Top open source data quality tools
One of the most interesting data quality tools isn’t really a data quality tool at all. Rather, the Delta Lake open source storage framework, first created by Databricks but contributed to and maintained by the Linux Foundation, ensures any data lake can be turned into a data warehouse with all of the attendant benefits, including making it more easily queryable.
Delta Lake helps companies feel comfortable storing all of their data in a common, open source format, making it easier to use that data and apply data quality tools against it.
Talend Open Studio
Talend, already mentioned, offers the popular Talend Open Studio for users that want an open source data quality solution. Talend makes it easy to observe, cleanse and analyze text fields, along with several other related tasks. The solution has a polished, easy-to-follow UI, as well as a robust community that can step in to help answer user questions.
As is detailed in an Indeed.com analysis, “One unique value proposition of Open Studio is its ability to match time-series data … Without adding any code, users can analyze the data ranging from simple data profiling to profiling based on different fields.”
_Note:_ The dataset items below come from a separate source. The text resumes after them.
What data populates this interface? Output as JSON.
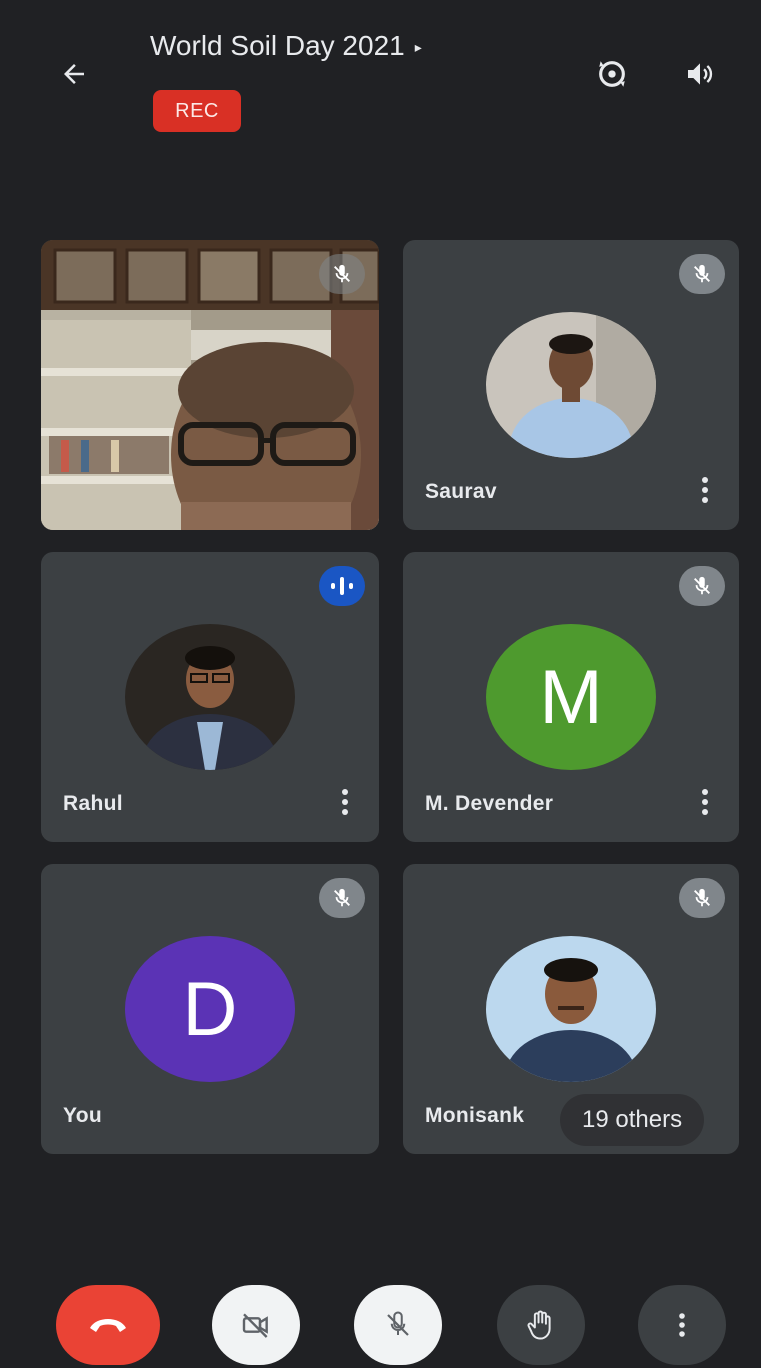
{
  "header": {
    "title": "World Soil Day 2021",
    "rec_label": "REC"
  },
  "icons": {
    "back": "arrow-left-icon",
    "switch_camera": "camera-switch-icon",
    "audio": "speaker-icon",
    "muted": "mic-off-icon",
    "speaking": "audio-wave-icon",
    "more": "more-vertical-icon",
    "end_call": "phone-hangup-icon",
    "camera_off": "camera-off-icon",
    "mic_off": "mic-off-icon",
    "raise_hand": "hand-icon"
  },
  "participants": [
    {
      "name": "",
      "type": "video",
      "muted": true
    },
    {
      "name": "Saurav",
      "type": "photo",
      "muted": true
    },
    {
      "name": "Rahul",
      "type": "photo",
      "speaking": true
    },
    {
      "name": "M. Devender",
      "type": "initial",
      "initial": "M",
      "color": "#4e9a2e",
      "muted": true
    },
    {
      "name": "You",
      "type": "initial",
      "initial": "D",
      "color": "#5b33b5",
      "muted": true
    },
    {
      "name": "Monisank",
      "type": "photo",
      "muted": true
    }
  ],
  "others_chip": "19 others",
  "colors": {
    "background": "#202124",
    "tile": "#3c4043",
    "rec": "#d93025",
    "end_call": "#ea4335",
    "speaking": "#1a56c4"
  }
}
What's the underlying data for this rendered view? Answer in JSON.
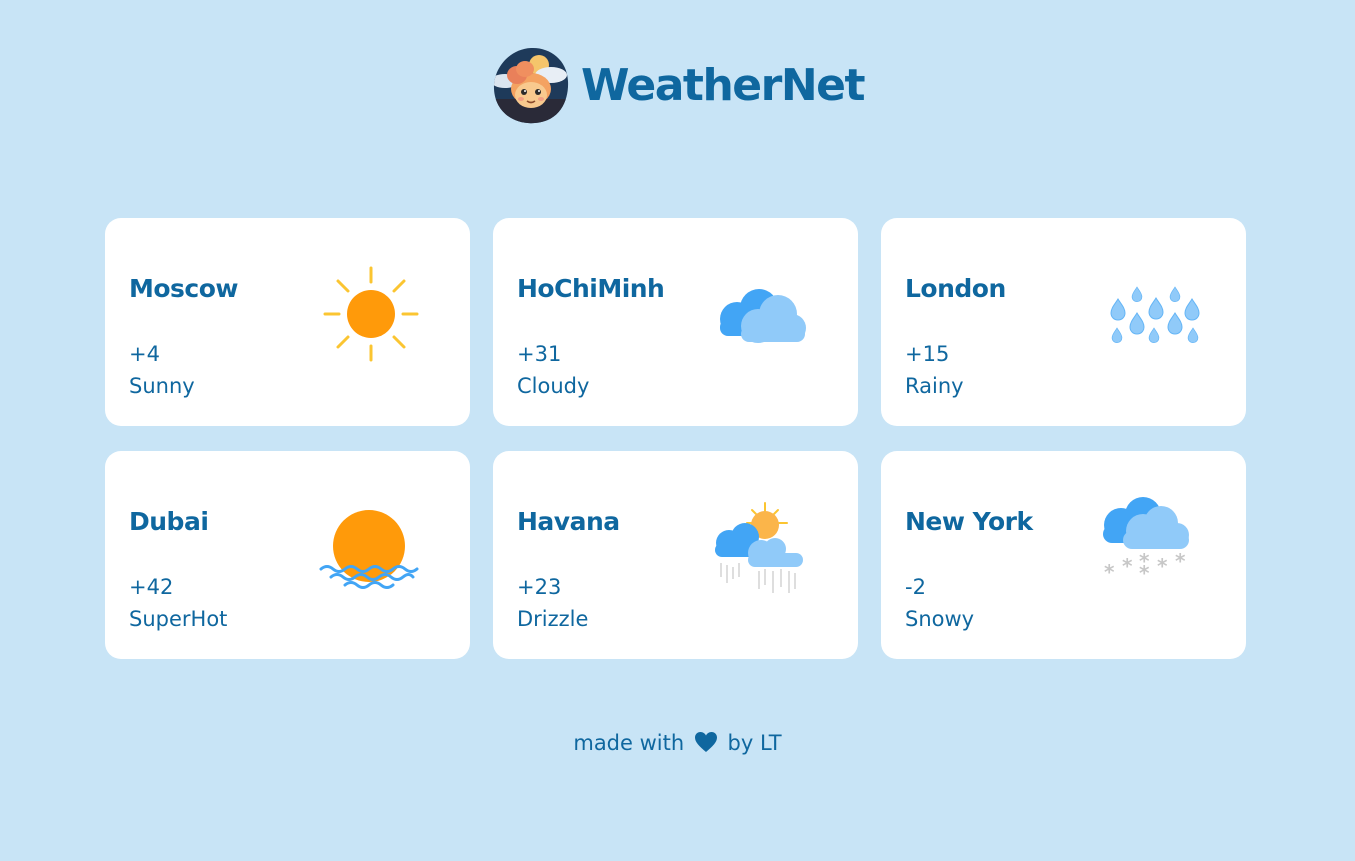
{
  "app": {
    "title": "WeatherNet",
    "logo_icon": "mascot-logo-icon"
  },
  "cities": [
    {
      "name": "Moscow",
      "temp": "+4",
      "condition": "Sunny",
      "icon": "sun-icon"
    },
    {
      "name": "HoChiMinh",
      "temp": "+31",
      "condition": "Cloudy",
      "icon": "cloud-icon"
    },
    {
      "name": "London",
      "temp": "+15",
      "condition": "Rainy",
      "icon": "raindrops-icon"
    },
    {
      "name": "Dubai",
      "temp": "+42",
      "condition": "SuperHot",
      "icon": "sunset-icon"
    },
    {
      "name": "Havana",
      "temp": "+23",
      "condition": "Drizzle",
      "icon": "sun-cloud-drizzle-icon"
    },
    {
      "name": "New York",
      "temp": "-2",
      "condition": "Snowy",
      "icon": "cloud-snow-icon"
    }
  ],
  "footer": {
    "prefix": "made with",
    "suffix": "by LT",
    "heart_icon": "heart-icon"
  },
  "colors": {
    "background": "#c8e4f6",
    "card": "#ffffff",
    "text": "#0f679f",
    "sun": "#ff9a0a",
    "sun_rays": "#fbc531",
    "cloud_dark": "#42a5f5",
    "cloud_light": "#90caf9",
    "snow": "#c7c7c7"
  }
}
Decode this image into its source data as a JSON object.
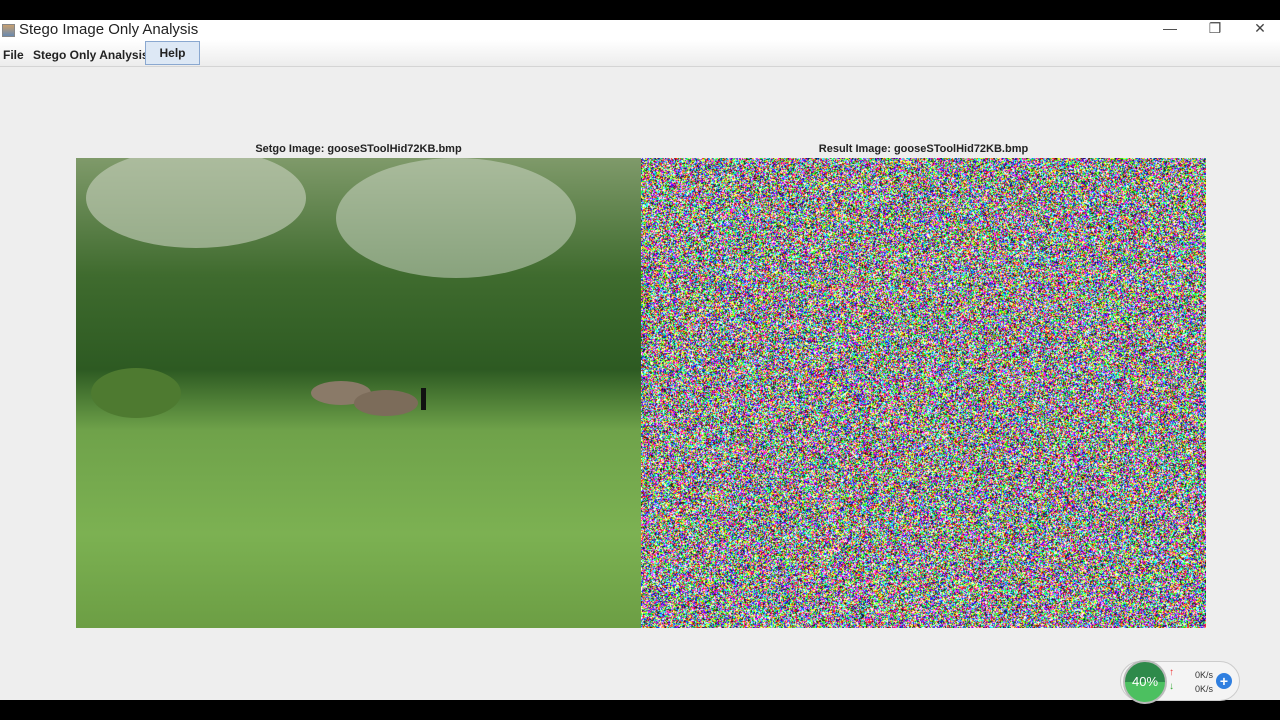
{
  "window": {
    "title": "Stego Image Only Analysis",
    "minimize": "—",
    "restore": "❐",
    "close": "✕"
  },
  "menu": {
    "file": "File",
    "stego": "Stego Only Analysis",
    "help": "Help"
  },
  "captions": {
    "stego": "Setgo Image: gooseSToolHid72KB.bmp",
    "result": "Result Image: gooseSToolHid72KB.bmp"
  },
  "tray": {
    "percent": "40%",
    "up": "0K/s",
    "down": "0K/s",
    "up_arrow": "↑",
    "down_arrow": "↓",
    "plus": "+"
  }
}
Apache Griffin is another community-driven open source data quality solution. Griffin supports both batch and streaming modes and includes a unified process to measure data quality. Griffin first enables an enterprise to define what data quality means for them across factors such as timeliness and completeness; then, they can identify the most critical characteristics. With this process, it’s easy to measure how data is living up to that data quality definition. Companies as varied as Expedia, VMware and Huawei rely on Griffin.
One newer entrant to the open source data quality universe is Soda, founded by open source veteran, Tom Baeyens. Soda helps data engineers control the tests used to screen for bad data and the metrics that are employed to evaluate results. Soda SQL uses efficient SQL requests to extract data metrics and column profiles with full control over the queries provided through declarative YAML configuration files.
Though Soda will often be used by data engineers, the platform is trying to democratize data monitoring, making it easy for non-technical, business-oriented people to build data monitors.
Disclosure: I work for MongoDB, but the views expressed herein are mine.